We see it all the time. People buy a new gun, take it home, load it up, shoot a bunch of paper and have a little fun. That’s all well and good, but then what?
Well, now comes the moment of truth. We’ve got to take that baby apart, clean it, and put it back together. After all, we’ve spent a pretty penny on this pistol and we want it to last. In fact, we may be staking our life on the fact that it goes BANG the next time we pull that trigger, right?
Why Are We Stating The Obvious?
So many times we get customers who bring in their guns so that we can show them how to field strip or reassemble them. And guess what? There’s a handy little book that comes with all new guns. It’s called your Owner’s Manual!
And if you purchased a used gun which didn’t include one all is not lost. You can usually call the manufacturer and get one for free, or you can download an electronic copy online. Even out of production guns usually have digital copies of their owner’s manual available.
Why is this important?
Well, when you’re dealing with an object that has the capability of spewing lead faster than a speeding bullet…well, okay, as fast as a speeding bullet…and something intended to contain small explosions while being held in your hand. So you want to make sure everything is in working order, right?

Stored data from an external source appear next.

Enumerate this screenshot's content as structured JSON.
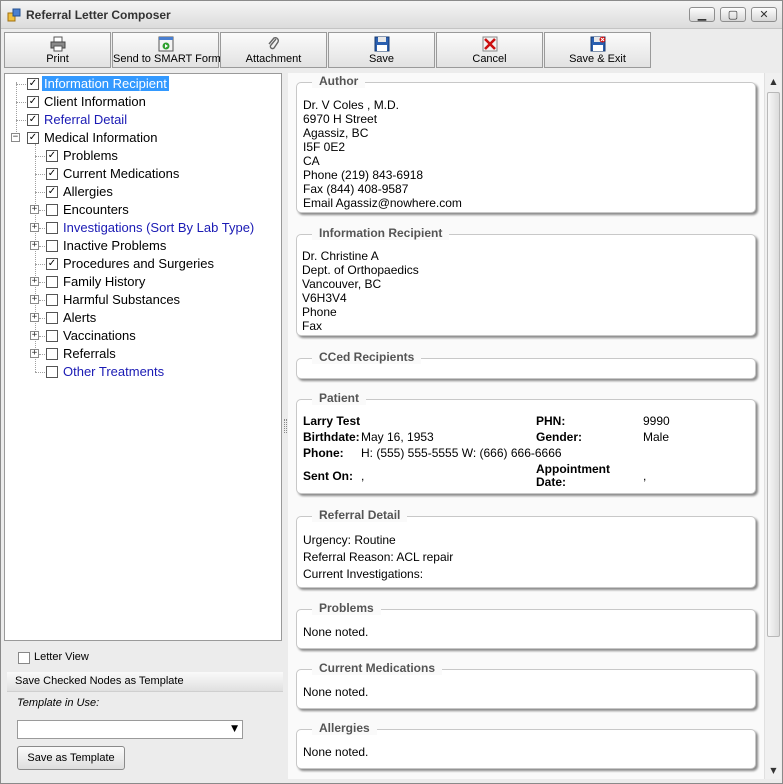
{
  "window": {
    "title": "Referral Letter Composer",
    "controls": [
      "▁",
      "▢",
      "✕"
    ]
  },
  "toolbar": {
    "buttons": [
      {
        "label": "Print",
        "icon": "printer-icon"
      },
      {
        "label": "Send to SMART Form",
        "icon": "smart-form-icon"
      },
      {
        "label": "Attachment",
        "icon": "paperclip-icon"
      },
      {
        "label": "Save",
        "icon": "floppy-disk-icon"
      },
      {
        "label": "Cancel",
        "icon": "cancel-icon"
      },
      {
        "label": "Save & Exit",
        "icon": "save-exit-icon"
      }
    ]
  },
  "tree": {
    "nodes": [
      {
        "label": "Information Recipient",
        "checked": true,
        "selected": true,
        "link": false
      },
      {
        "label": "Client Information",
        "checked": true,
        "selected": false,
        "link": false
      },
      {
        "label": "Referral Detail",
        "checked": true,
        "selected": false,
        "link": true
      },
      {
        "label": "Medical Information",
        "checked": true,
        "selected": false,
        "link": false,
        "expander": "−"
      },
      {
        "label": "Problems",
        "checked": true,
        "link": false
      },
      {
        "label": "Current Medications",
        "checked": true,
        "link": false
      },
      {
        "label": "Allergies",
        "checked": true,
        "link": false
      },
      {
        "label": "Encounters",
        "checked": false,
        "link": false,
        "expander": "+"
      },
      {
        "label": "Investigations (Sort By Lab Type)",
        "checked": false,
        "link": true,
        "expander": "+"
      },
      {
        "label": "Inactive Problems",
        "checked": false,
        "link": false,
        "expander": "+"
      },
      {
        "label": "Procedures and Surgeries",
        "checked": true,
        "link": false
      },
      {
        "label": "Family History",
        "checked": false,
        "link": false,
        "expander": "+"
      },
      {
        "label": "Harmful Substances",
        "checked": false,
        "link": false,
        "expander": "+"
      },
      {
        "label": "Alerts",
        "checked": false,
        "link": false,
        "expander": "+"
      },
      {
        "label": "Vaccinations",
        "checked": false,
        "link": false,
        "expander": "+"
      },
      {
        "label": "Referrals",
        "checked": false,
        "link": false,
        "expander": "+"
      },
      {
        "label": "Other Treatments",
        "checked": false,
        "link": true
      }
    ]
  },
  "letter_view": {
    "label": "Letter View",
    "checked": false
  },
  "template": {
    "header": "Save Checked Nodes as Template",
    "in_use_label": "Template in Use:",
    "selected_value": "",
    "save_button": "Save as Template"
  },
  "sections": {
    "author": {
      "title": "Author",
      "lines": [
        "Dr. V Coles , M.D.",
        "6970 H Street",
        "Agassiz, BC",
        "I5F 0E2",
        "CA",
        "Phone (219) 843-6918",
        "Fax (844) 408-9587",
        "Email Agassiz@nowhere.com"
      ]
    },
    "recipient": {
      "title": "Information Recipient",
      "lines": [
        "Dr. Christine A",
        "Dept. of Orthopaedics",
        "Vancouver, BC",
        "V6H3V4",
        "Phone",
        "Fax"
      ]
    },
    "cced": {
      "title": "CCed Recipients"
    },
    "patient": {
      "title": "Patient",
      "name": "Larry Test",
      "birthdate_label": "Birthdate:",
      "birthdate": "May 16, 1953",
      "phone_label": "Phone:",
      "phone": "H: (555) 555-5555 W: (666) 666-6666",
      "sent_on_label": "Sent On:",
      "sent_on": ",",
      "phn_label": "PHN:",
      "phn": "9990",
      "gender_label": "Gender:",
      "gender": "Male",
      "appointment_label_1": "Appointment",
      "appointment_label_2": "Date:",
      "appointment": ","
    },
    "referral": {
      "title": "Referral Detail",
      "lines": [
        "Urgency: Routine",
        "Referral Reason: ACL repair",
        "Current Investigations:"
      ]
    },
    "problems": {
      "title": "Problems",
      "text": "None noted."
    },
    "medications": {
      "title": "Current Medications",
      "text": "None noted."
    },
    "allergies": {
      "title": "Allergies",
      "text": "None noted."
    }
  },
  "colors": {
    "selection": "#3399ff",
    "link_text": "#1a1ab4",
    "cancel_red": "#cc1111",
    "save_blue": "#2a5fb0"
  }
}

Well, I used to own one of these guns, or I owned a previous model, so…..
Yeah, that doesn’t always count. New models have, well, new features. SOME of those new features can change how the gun works. There may be some important new safety items added and they may require special attention. Take the series 70 vs. series 80 1911. The series 80 has a firing pin disconnect, or a drop-safety if you will, added to the mix. It also has a quarter cock safety instead of the half cock safety. These are important differences, not just for assembly and disassembly, but for function checking your pistol. For instance, the half cock safety would not let the hammer fall when you pulled the trigger, even with the thumb safety off and the grip safety depressed. By contrast, the quarter cock safety would let the hammer drop under the same conditions.
Other important features may be the ability to fire +P or +P+ cartridges…or the inability! Using overpowered ammunition in a firearm can have catastrophic consequences and really ruin your day! We had one customer bring in a revolver which was chambered in .45 Long Colt and 410 gauge. He neglected to read that the gun would only accept 2 1/2 inch 410 shells. The 3 inch shells would fit in the cylinder, but once shot, they caused the firearm to lock up with live rounds still in the chambers. He had to bring it in for us to fix because he couldn’t clear the firearm or remove the spent shell casing. This would have been avoided if he had only read the manual and followed a few basic safety rules like checking the markings on the firearm. Our intent is not to embarrass anyone, but to illustrate a point.
It bears repeating, we always recommend to our customers that BEFORE they go to the range they take their new gun and the owners manual and sit down in a room WITH NO AMMO and practice taking the gun apart, putting it back together, and while you are at it, go ahead and clean it. Many firearms are packed in special oils for shipping which should be removed before use.
So the moral of this story
Real men worry about protecting themselves and others from potential danger. When you purchase a car, you learn where the controls are, how they work, what the safety features are, and how to maintain it correctly. This keeps you and your family safe and extends the life of your new prized possession. The same goes for your new firearm. And the best source for this knowledge is your owner’s manual.
So as you see, real men really DO read directions! At least the smart ones do!